Given that Wikipedia states that first marriages ending in divorce last about 8 years, working with someone the better part of a dozen years as peers is seems pretty significant in the scope of my life. There is a very small hand-full of people whom I’ve had this experience with and it’s lasted over varying job roles, a major acquisition, shifting market dynamics, reorganizations, and heaven knows what else. There’s a bond of mutual respect and familiarity that lets us continue to reconnect whether we’ve talked with that person months ago or just the previous week. Somehow these are intangibles of my job that keep me engaged and coming back for more.
I’m writing from a huge user conference and I’ve bumped into a couple people who exemplify these relationships for me. One is a sales manager with whom I’ve worked with and talked strategy over a long period of time. Over the last few years, our organizations have separated us but we still talk fairly often. When we worked together, we would bounce ideas off each other often while knowing that we’d come up with the best solution without much disagreement. We went through a number of tough cycles with a huge amount of mutual respect that helped pull us through and make us successful. We’re also fans of opposing football teams and get to alternate giving each other monopoly shit. When we get together these days, we marvel that our kids have aged the same number of years and are growing up. Each time we talk, we’re taken back to common experiences and know where we each should go over the next couple years. Touching base like that is a terrific way to both stay grounded and remember what we can do to continue to grow.
A second person I’ve been working with is more a mirror image of myself. We both work deeply with the same products and business plus see similar trends at our company and in the world at large. I’m on the East Coast; he’s out of LA. I’ve got a shaved head; he is an advertisement for hair care products. We have both worked with the same or similar customers and have brainstormed about how to best solve problems. At one point over the last year, I tried to join him in his branch of the organization. It turned out that he moved into the one I’m in. Either way, we’ve been major influences in each others’ careers and have jointly seen ourselves through some significant evolution. We once worked on a long project together where every other day we were either heroes or had the world collapse on us. The result is that I’ve got a brother in arms who I can talk through complicated problems with, talk sports with, and know what his family is up to at any given point.

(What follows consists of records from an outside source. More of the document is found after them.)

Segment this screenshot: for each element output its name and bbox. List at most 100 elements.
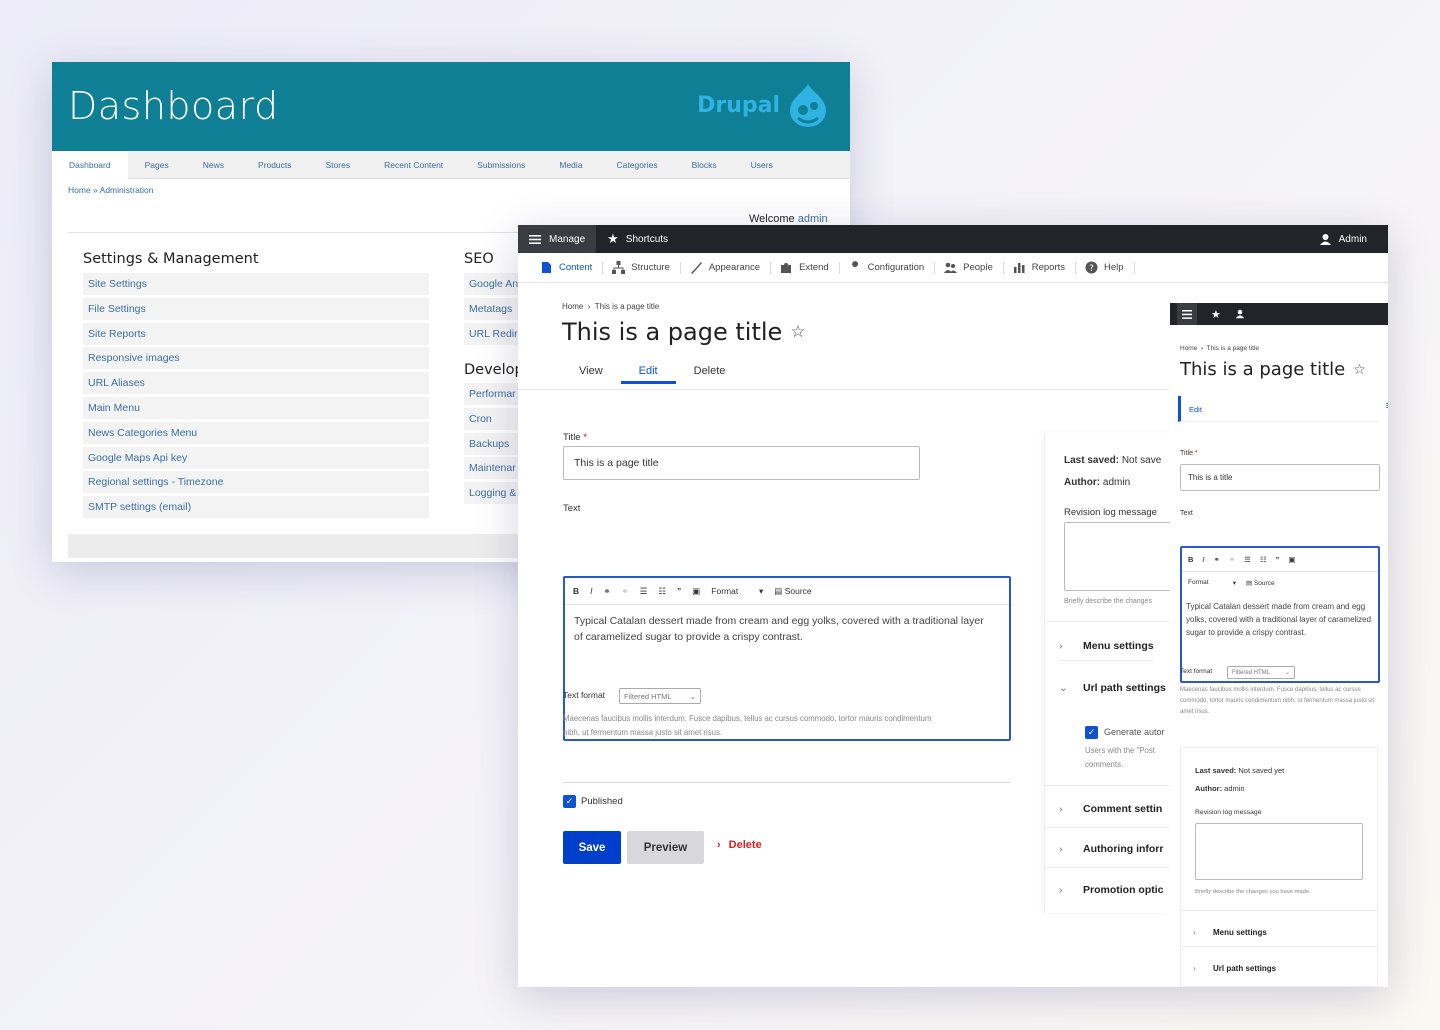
mobile-title-input[interactable]: This is a title bbox=[1180, 464, 1380, 491]
tray-item-reports[interactable]: Reports bbox=[1003, 253, 1077, 283]
link-file-settings[interactable]: File Settings bbox=[83, 297, 429, 320]
tab-blocks[interactable]: Blocks bbox=[675, 151, 734, 179]
delete-link[interactable]: › Delete bbox=[717, 839, 762, 851]
bulleted-list-icon[interactable]: ☰ bbox=[1244, 555, 1251, 564]
accordion-authoring-information[interactable]: › Authoring inforr bbox=[1059, 834, 1163, 864]
link-url-aliases[interactable]: URL Aliases bbox=[83, 372, 429, 395]
toolbar-user-button[interactable]: Admin bbox=[1308, 225, 1378, 253]
tab-recent-content[interactable]: Recent Content bbox=[367, 151, 460, 179]
tab-submissions[interactable]: Submissions bbox=[460, 151, 542, 179]
published-checkbox[interactable]: ✓ Published bbox=[563, 795, 623, 808]
toolbar-manage-button[interactable]: Manage bbox=[518, 225, 597, 253]
tray-item-structure[interactable]: Structure bbox=[602, 253, 681, 283]
source-button[interactable]: ▤ Source bbox=[1246, 579, 1275, 587]
star-outline-icon[interactable]: ☆ bbox=[790, 322, 805, 342]
bold-icon[interactable]: B bbox=[1188, 555, 1193, 564]
tray-item-help[interactable]: ? Help bbox=[1075, 253, 1135, 283]
unlink-icon[interactable]: ⚭ bbox=[622, 586, 629, 597]
tab-categories[interactable]: Categories bbox=[600, 151, 675, 179]
link-metatags[interactable]: Metatags bbox=[464, 297, 524, 320]
image-icon[interactable]: ▣ bbox=[1288, 555, 1295, 564]
unlink-icon[interactable]: ⚭ bbox=[1229, 555, 1235, 564]
tab-pages[interactable]: Pages bbox=[128, 151, 186, 179]
title-input[interactable]: This is a page title bbox=[563, 446, 920, 480]
tab-users[interactable]: Users bbox=[734, 151, 790, 179]
file-icon bbox=[542, 262, 551, 273]
preview-button[interactable]: Preview bbox=[627, 831, 704, 864]
dashboard-header: Dashboard Drupal bbox=[52, 62, 850, 151]
mobile-body-editor[interactable]: B I ⚭ ⚭ ☰ ☷ ” ▣ Format ▾ ▤ Source Typical Catala… bbox=[1180, 546, 1380, 683]
accordion-menu-settings[interactable]: › Menu settings bbox=[1059, 631, 1154, 661]
settings-links-list: Site Settings File Settings Site Reports… bbox=[83, 273, 429, 521]
mobile-menu-button[interactable] bbox=[1177, 303, 1197, 325]
tab-media[interactable]: Media bbox=[542, 151, 599, 179]
tray-item-people[interactable]: People bbox=[934, 253, 1004, 283]
dashboard-title: Dashboard bbox=[68, 84, 279, 128]
image-icon[interactable]: ▣ bbox=[692, 586, 700, 597]
mobile-accordion-menu-settings[interactable]: › Menu settings bbox=[1193, 919, 1267, 945]
link-regional-settings[interactable]: Regional settings - Timezone bbox=[83, 471, 429, 494]
link-performance[interactable]: Performar bbox=[464, 383, 524, 405]
star-icon[interactable]: ★ bbox=[1211, 308, 1221, 321]
tab-news[interactable]: News bbox=[186, 151, 241, 179]
link-google-analytics[interactable]: Google An bbox=[464, 273, 524, 295]
link-icon[interactable]: ⚭ bbox=[604, 586, 611, 597]
link-site-settings[interactable]: Site Settings bbox=[83, 273, 429, 295]
generate-alias-checkbox[interactable]: ✓ Generate autor bbox=[1085, 725, 1165, 739]
bulleted-list-icon[interactable]: ☰ bbox=[640, 586, 648, 597]
tray-item-configuration[interactable]: Configuration bbox=[839, 253, 935, 283]
link-url-redirects[interactable]: URL Redir bbox=[464, 322, 524, 345]
link-news-categories-menu[interactable]: News Categories Menu bbox=[83, 421, 429, 444]
welcome-user-link[interactable]: admin bbox=[798, 213, 828, 225]
tray-item-extend[interactable]: Extend bbox=[770, 253, 840, 283]
save-button[interactable]: Save bbox=[563, 831, 621, 864]
mobile-accordion-url-path-settings[interactable]: › Url path settings bbox=[1193, 955, 1276, 981]
breadcrumb[interactable]: Home » Administration bbox=[68, 185, 154, 195]
source-button[interactable]: ▤ Source bbox=[774, 586, 811, 597]
breadcrumb-home[interactable]: Home bbox=[562, 302, 583, 311]
revision-textarea[interactable] bbox=[1064, 522, 1184, 591]
accordion-promotion-options[interactable]: › Promotion optic bbox=[1059, 875, 1164, 905]
italic-icon[interactable]: I bbox=[1202, 555, 1204, 564]
italic-icon[interactable]: I bbox=[590, 586, 592, 596]
hamburger-icon[interactable]: ≡ bbox=[1386, 400, 1388, 412]
star-outline-icon[interactable]: ☆ bbox=[1353, 362, 1366, 378]
link-smtp-settings[interactable]: SMTP settings (email) bbox=[83, 496, 429, 519]
text-format-select[interactable]: Filtered HTML ⌄ bbox=[619, 688, 701, 704]
tab-view[interactable]: View bbox=[561, 358, 621, 384]
link-logging[interactable]: Logging & bbox=[464, 482, 524, 505]
link-backups[interactable]: Backups bbox=[464, 432, 524, 455]
mobile-revision-textarea[interactable] bbox=[1195, 823, 1363, 880]
tab-stores[interactable]: Stores bbox=[309, 151, 368, 179]
tab-delete[interactable]: Delete bbox=[676, 358, 744, 384]
link-icon[interactable]: ⚭ bbox=[1214, 555, 1220, 564]
bold-icon[interactable]: B bbox=[573, 586, 579, 596]
blockquote-icon[interactable]: ” bbox=[677, 586, 681, 596]
link-cron[interactable]: Cron bbox=[464, 407, 524, 430]
mobile-tab-edit[interactable]: Edit bbox=[1189, 405, 1202, 414]
tab-edit[interactable]: Edit bbox=[620, 358, 676, 384]
toolbar-shortcuts-button[interactable]: ★ Shortcuts bbox=[596, 225, 679, 253]
numbered-list-icon[interactable]: ☷ bbox=[1260, 555, 1267, 564]
accordion-url-path-settings[interactable]: ⌄ Url path settings bbox=[1059, 675, 1166, 701]
link-maintenance[interactable]: Maintenar bbox=[464, 457, 524, 480]
link-main-menu[interactable]: Main Menu bbox=[83, 396, 429, 419]
tray-item-content[interactable]: Content bbox=[530, 253, 604, 283]
tab-dashboard[interactable]: Dashboard bbox=[52, 150, 128, 179]
tab-products[interactable]: Products bbox=[241, 151, 309, 179]
link-site-reports[interactable]: Site Reports bbox=[83, 322, 429, 345]
numbered-list-icon[interactable]: ☷ bbox=[658, 586, 666, 597]
accordion-comment-settings[interactable]: › Comment settin bbox=[1059, 794, 1162, 824]
editor-body-text[interactable]: Typical Catalan dessert made from cream … bbox=[565, 605, 995, 653]
mobile-editor-body-text[interactable]: Typical Catalan dessert made from cream … bbox=[1182, 594, 1378, 645]
mobile-text-format-select[interactable]: Filtered HTML ⌄ bbox=[1227, 666, 1295, 679]
blockquote-icon[interactable]: ” bbox=[1276, 555, 1280, 564]
divider bbox=[1045, 785, 1171, 786]
user-icon[interactable] bbox=[1235, 309, 1245, 319]
tray-item-appearance[interactable]: Appearance bbox=[680, 253, 772, 283]
mobile-breadcrumb-home[interactable]: Home bbox=[1180, 345, 1197, 352]
format-dropdown[interactable]: Format ▾ bbox=[1188, 579, 1236, 587]
format-dropdown[interactable]: Format ▾ bbox=[711, 586, 763, 597]
link-responsive-images[interactable]: Responsive images bbox=[83, 347, 429, 370]
link-google-maps-api-key[interactable]: Google Maps Api key bbox=[83, 446, 429, 469]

Relationships like these are very important. There are lots of people I’ve known and respected or admired in my professional life. Having a personal bond with key individuals is a distinct advantage. As much as I love my family and have mental telepathy with my wife, what I do at work isn’t something she’s immersed in. I’m not sure how I’d get through my daily life without her. I’m also not sure how I’d manage my work life without the ability to collaborate no-holds-barred without having people I trust deeply on the job.
I’ve talked about personal brands I’m loyal to. I think that if you really look at your closest personal ties, you’ll find similar values. You’ll also find that you are drawn to others who challenge your viewpoints and knowledge so that you end up a better person as a result.